What does it consist of?

Initially, a delicate flexible bronchoscope is introduced through the nose or mouth, which incorporates a transducer at the distal end that allows real-time visualization and puncture and aspiration of cellular material from the mediastinal nodes with a guided needle.

After the introduction of the flexible echo bronchoscope, the pneumologist explores the mediastinal nodes. Once the potentially pathological ones have been selected, they are punctured and aspirated. The samples obtained can be analyzed in the same examination room, so that the diagnosis can be immediate.

Why is it performed?

This procedure is recommended as the main diagnostic tool to know the status of lung cancer, but it is also usually indicated for:

  • Perform biopsies of mediastinal lymph nodes (adenopathies).
  • Evaluate possible metastases in other organs
  • Detect infections (tuberculosis, fungi, etc.)
  • Identify inflammatory diseases (e.g.: sarcoidosis)
See also  Ear cancer

Preparation for the EBUS technique

The preparation is similar to that of a simple bronchoscopy:

  • Maintain total fasting: do not drink or eat anything at least 6 hours before the procedure.
  • Perform your inhalations if you have them as usual medications.
  • Avoid smoking, if they are smokers, to mitigate the risk of complications.

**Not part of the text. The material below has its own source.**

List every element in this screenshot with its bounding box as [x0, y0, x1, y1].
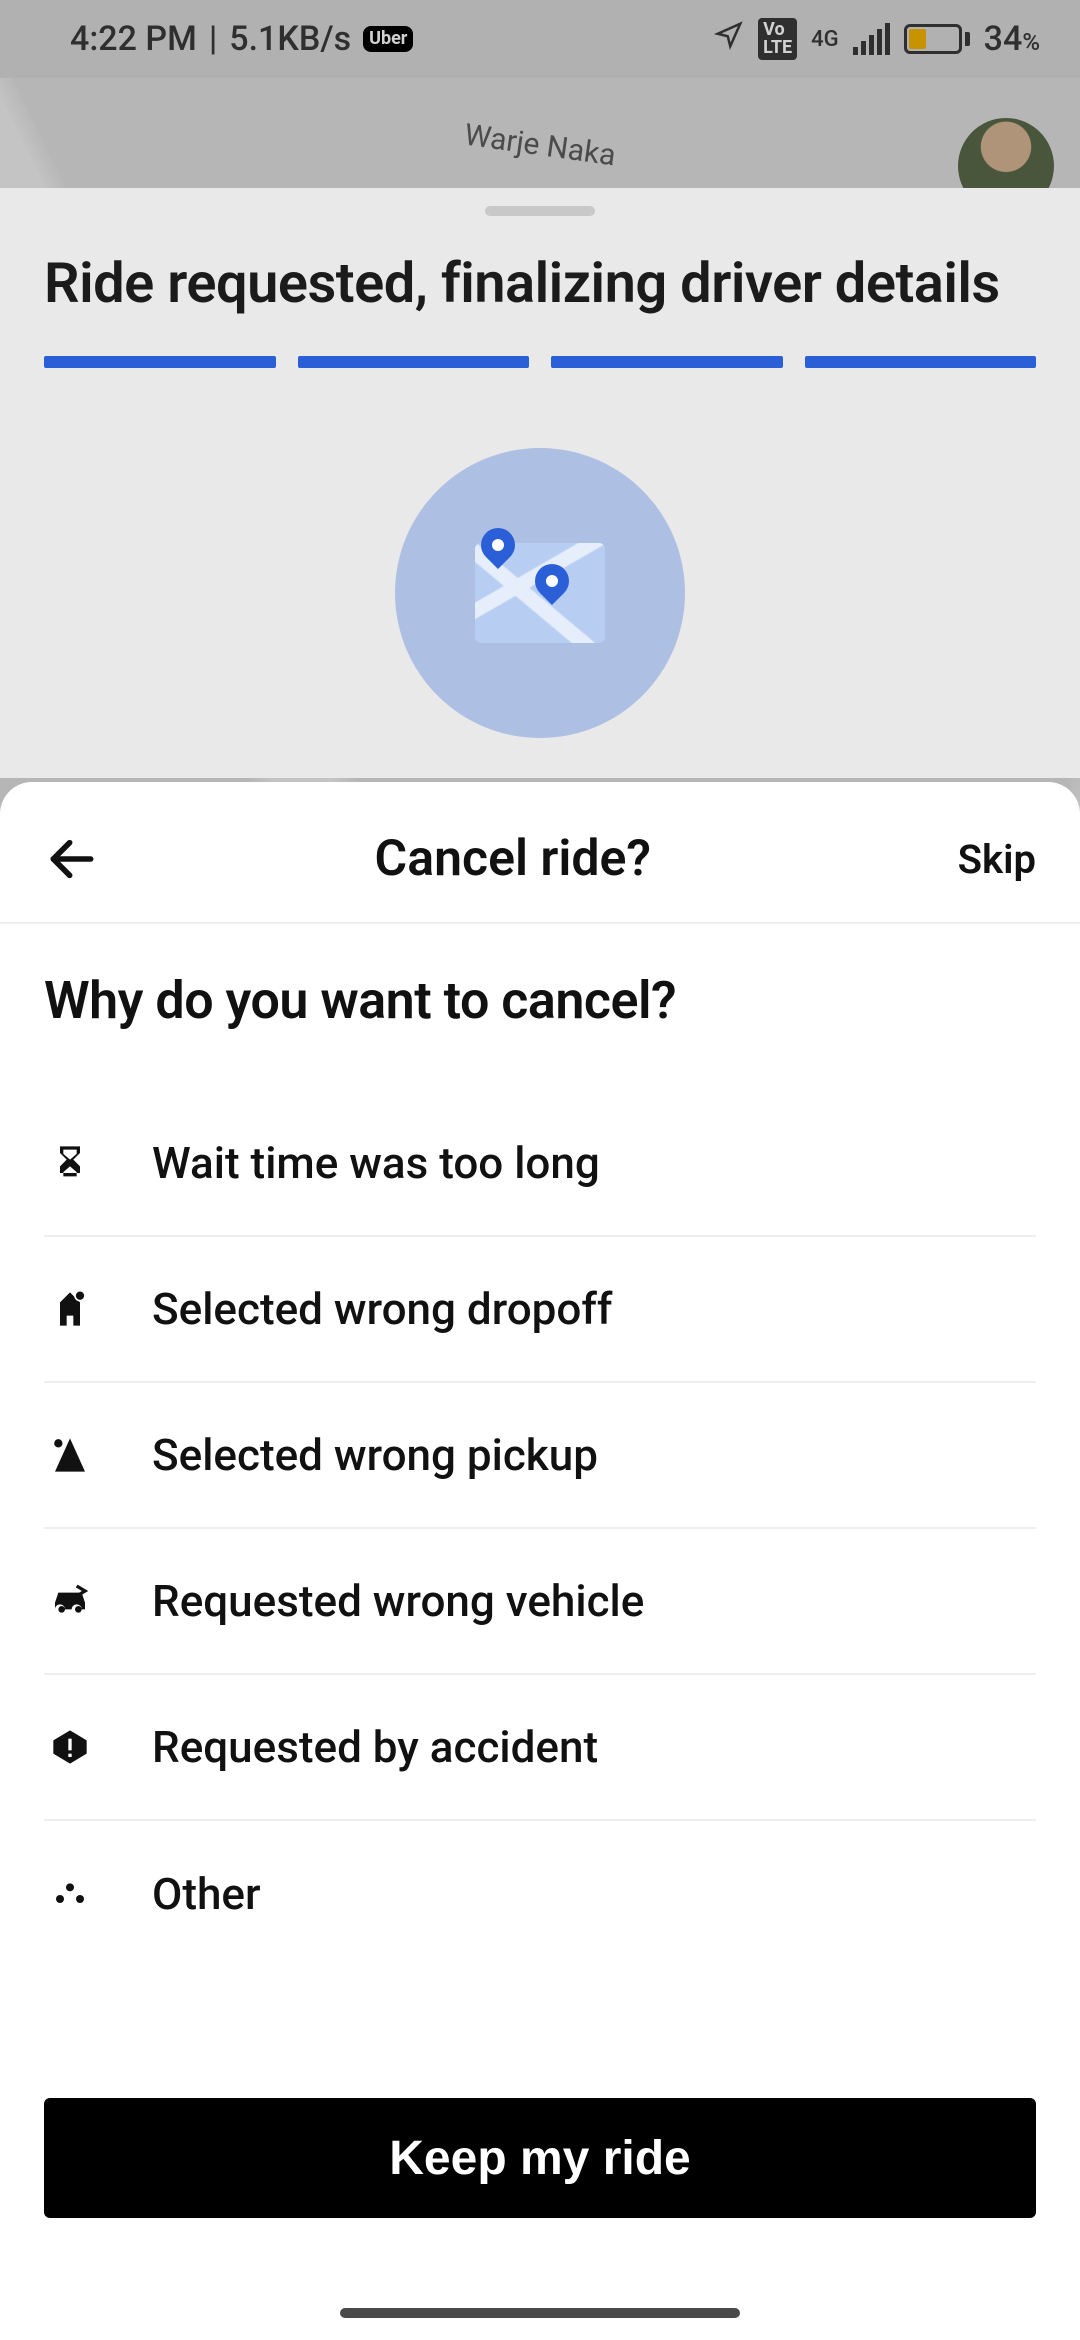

In the case of taking anticoagulant or antiplatelet medications, follow the guidelines indicated by a specialist physician to discontinue such medications.

What does the test feel like?

The intervention is not painful, as the procedure is performed under sedation. The duration of the test is usually about one hour.

After the intervention, the patient may have discomfort, mainly cough and some expectoration, and probably with traces of blood, but these symptoms will disappear with the passage of hours. Fever and pharyngeal discomfort may also occur.